Top supervisory board member Petri Hofsté also underscores the importance of trust. Hofsté reflects on the balance between control and trust in the boardroom from the perspective of her role as a supervisor at DNB, shortly after the credit crisis. According to her, the reflex after a system failure is invariably the same: ‘More rules, more legislation. But precisely in the financial sector, trust is the actual raw material.’ We bank with institutions not because we know the law that compels them to behave, but because we trust them.’

Let yourself be mirrored: the court jester as a counterforce
The contrarian Van Geest already mentioned – the one who holds up the mirror to others – is the subject of the presentation by the corporate jesters Juri Hoedemakers and Tim de Zeeuw. In the Middle Ages and early modern times, the jester was the only one allowed to tell the monarch the unvarnished truth. ‘The court jester shoved the mirror right under the king’s nose,’ as Hoedemakers succinctly puts it. That led to reflection, reflection led to new insights, and new insights led to better decisions. That was true then and remains true today. So, should the ideal supervisor not take a cue from such a court jester? The challenge is to integrate the various roles of the court jester into modern governance.
Unfortunately, in practice, not every supervisor is someone who holds up a mirror to others, observes Baptiest Coopmans, a supervisory board member at a number of large Dutch companies. Coopmans points out that good supervisory board members must, at their core, be able to remain highly independent in their judgment and actions. ‘The question is whether that is even possible in the relatively small Dutch supervisory board world, where we run into each other frequently, and where dependencies inevitably arise.’ He believes that greater breadth and diversity on supervisory boards would make difficult conversations considerably easier.

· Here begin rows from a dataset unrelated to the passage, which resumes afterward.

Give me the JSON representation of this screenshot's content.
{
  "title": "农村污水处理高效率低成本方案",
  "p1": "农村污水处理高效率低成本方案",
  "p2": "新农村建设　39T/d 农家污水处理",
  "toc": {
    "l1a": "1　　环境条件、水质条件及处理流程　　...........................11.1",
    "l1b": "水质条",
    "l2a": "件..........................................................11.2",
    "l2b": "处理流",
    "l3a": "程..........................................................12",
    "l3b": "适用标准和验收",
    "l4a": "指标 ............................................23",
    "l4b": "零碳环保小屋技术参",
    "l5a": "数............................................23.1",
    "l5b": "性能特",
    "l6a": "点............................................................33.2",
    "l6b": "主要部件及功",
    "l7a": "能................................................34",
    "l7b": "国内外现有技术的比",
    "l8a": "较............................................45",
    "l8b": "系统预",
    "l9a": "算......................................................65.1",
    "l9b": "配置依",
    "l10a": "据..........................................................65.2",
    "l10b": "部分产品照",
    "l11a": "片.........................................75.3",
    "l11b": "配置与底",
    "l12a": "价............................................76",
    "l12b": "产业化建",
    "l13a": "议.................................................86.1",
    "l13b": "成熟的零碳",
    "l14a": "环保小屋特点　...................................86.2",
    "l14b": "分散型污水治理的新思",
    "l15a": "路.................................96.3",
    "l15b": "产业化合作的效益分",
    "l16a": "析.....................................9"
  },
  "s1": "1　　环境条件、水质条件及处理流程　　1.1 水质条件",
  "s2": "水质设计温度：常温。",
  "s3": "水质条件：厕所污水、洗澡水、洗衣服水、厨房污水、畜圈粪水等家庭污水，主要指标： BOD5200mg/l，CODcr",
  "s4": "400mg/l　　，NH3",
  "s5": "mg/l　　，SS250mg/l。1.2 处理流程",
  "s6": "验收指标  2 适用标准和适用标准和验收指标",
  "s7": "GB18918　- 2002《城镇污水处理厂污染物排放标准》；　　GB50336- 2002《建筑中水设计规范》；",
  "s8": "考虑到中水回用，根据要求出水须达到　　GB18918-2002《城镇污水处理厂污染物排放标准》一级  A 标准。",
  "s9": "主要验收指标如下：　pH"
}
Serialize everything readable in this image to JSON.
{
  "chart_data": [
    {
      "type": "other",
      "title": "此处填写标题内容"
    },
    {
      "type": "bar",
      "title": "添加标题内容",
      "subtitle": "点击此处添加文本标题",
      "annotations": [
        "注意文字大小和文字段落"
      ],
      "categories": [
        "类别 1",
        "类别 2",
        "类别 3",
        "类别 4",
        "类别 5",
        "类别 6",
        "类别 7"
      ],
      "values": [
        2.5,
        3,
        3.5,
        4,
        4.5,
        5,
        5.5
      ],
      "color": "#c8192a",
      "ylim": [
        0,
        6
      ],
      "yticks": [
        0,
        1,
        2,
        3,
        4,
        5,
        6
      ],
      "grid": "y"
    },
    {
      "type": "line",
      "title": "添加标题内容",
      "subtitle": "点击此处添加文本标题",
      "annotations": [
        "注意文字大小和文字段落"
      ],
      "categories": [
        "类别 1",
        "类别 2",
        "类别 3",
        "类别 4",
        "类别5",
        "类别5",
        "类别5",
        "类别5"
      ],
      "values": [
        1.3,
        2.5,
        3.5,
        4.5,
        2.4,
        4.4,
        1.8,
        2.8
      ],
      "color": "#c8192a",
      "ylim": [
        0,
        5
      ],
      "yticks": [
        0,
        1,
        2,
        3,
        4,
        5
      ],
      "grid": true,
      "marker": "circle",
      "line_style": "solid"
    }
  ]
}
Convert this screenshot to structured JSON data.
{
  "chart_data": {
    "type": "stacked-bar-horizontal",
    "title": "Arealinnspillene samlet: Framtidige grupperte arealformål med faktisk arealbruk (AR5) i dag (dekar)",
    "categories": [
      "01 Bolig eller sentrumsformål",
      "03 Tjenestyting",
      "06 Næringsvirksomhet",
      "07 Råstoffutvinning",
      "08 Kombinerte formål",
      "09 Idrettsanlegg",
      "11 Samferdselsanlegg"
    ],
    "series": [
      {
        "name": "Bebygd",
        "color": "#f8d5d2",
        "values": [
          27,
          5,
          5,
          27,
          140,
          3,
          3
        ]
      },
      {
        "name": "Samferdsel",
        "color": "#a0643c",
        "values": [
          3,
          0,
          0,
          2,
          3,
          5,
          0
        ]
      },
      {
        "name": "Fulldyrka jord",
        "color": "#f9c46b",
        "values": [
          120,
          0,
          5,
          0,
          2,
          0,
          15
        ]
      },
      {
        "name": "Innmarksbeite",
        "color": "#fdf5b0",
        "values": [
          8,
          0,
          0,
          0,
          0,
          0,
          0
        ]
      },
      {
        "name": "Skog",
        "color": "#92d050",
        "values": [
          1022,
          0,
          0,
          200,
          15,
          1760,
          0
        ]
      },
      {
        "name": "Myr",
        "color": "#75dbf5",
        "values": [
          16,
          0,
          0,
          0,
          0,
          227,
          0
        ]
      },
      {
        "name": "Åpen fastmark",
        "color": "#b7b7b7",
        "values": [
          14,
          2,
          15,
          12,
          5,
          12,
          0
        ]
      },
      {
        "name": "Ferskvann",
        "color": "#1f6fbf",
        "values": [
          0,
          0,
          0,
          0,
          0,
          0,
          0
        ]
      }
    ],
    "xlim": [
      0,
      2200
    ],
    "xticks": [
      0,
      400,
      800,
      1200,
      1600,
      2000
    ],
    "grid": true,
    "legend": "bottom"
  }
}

All too often, the result is what Van Eijbergen calls ‘pluralistic ignorance’: everyone in the boardroom assumes that the others are satisfied and remains silent. Until one person dares to say what they really think. ‘That is when the conversation gets going,’ says Van Eijbergen. As long as no one does that, the group’s average intelligence drops – and the group allows more risks than any individual would on their own.
But how to get that conversation started? Coopmans notes that timely or appropriate intervention is always the challenge. ‘That is complicated not only as a supervisory board member, but also in one’s private life. You are often too fast, too late, or you talk too much yourself. Timing is everything.’

In practice, a small, decisive intervention can be enough. Coopmans cites examples such as a one-on-one conversation with a director outside the meeting, followed by an agreement that the director will raise the topic themselves at a subsequent meeting. Or allowing the discussion of a topic to be postponed but still insisting that it be put back on the agenda as soon as possible.

It is precisely these kinds of interventions that can create a difference. That is why Van Geest hopes that the 200 attendees will ask themselves the next workday: ‘What small inconvenience do we choose today to prevent the major inconvenience tomorrow?’

Den Ottolander concludes with a call to look in the mirror, even if you do not like what you see, to let yourself be reflected and accept that reflection, and to look beyond the mirror to discover a larger reality. Bolstered by trust and integrity, steps can be taken to gain a better understanding of reality.

This article was published in Management Scope 04 2026.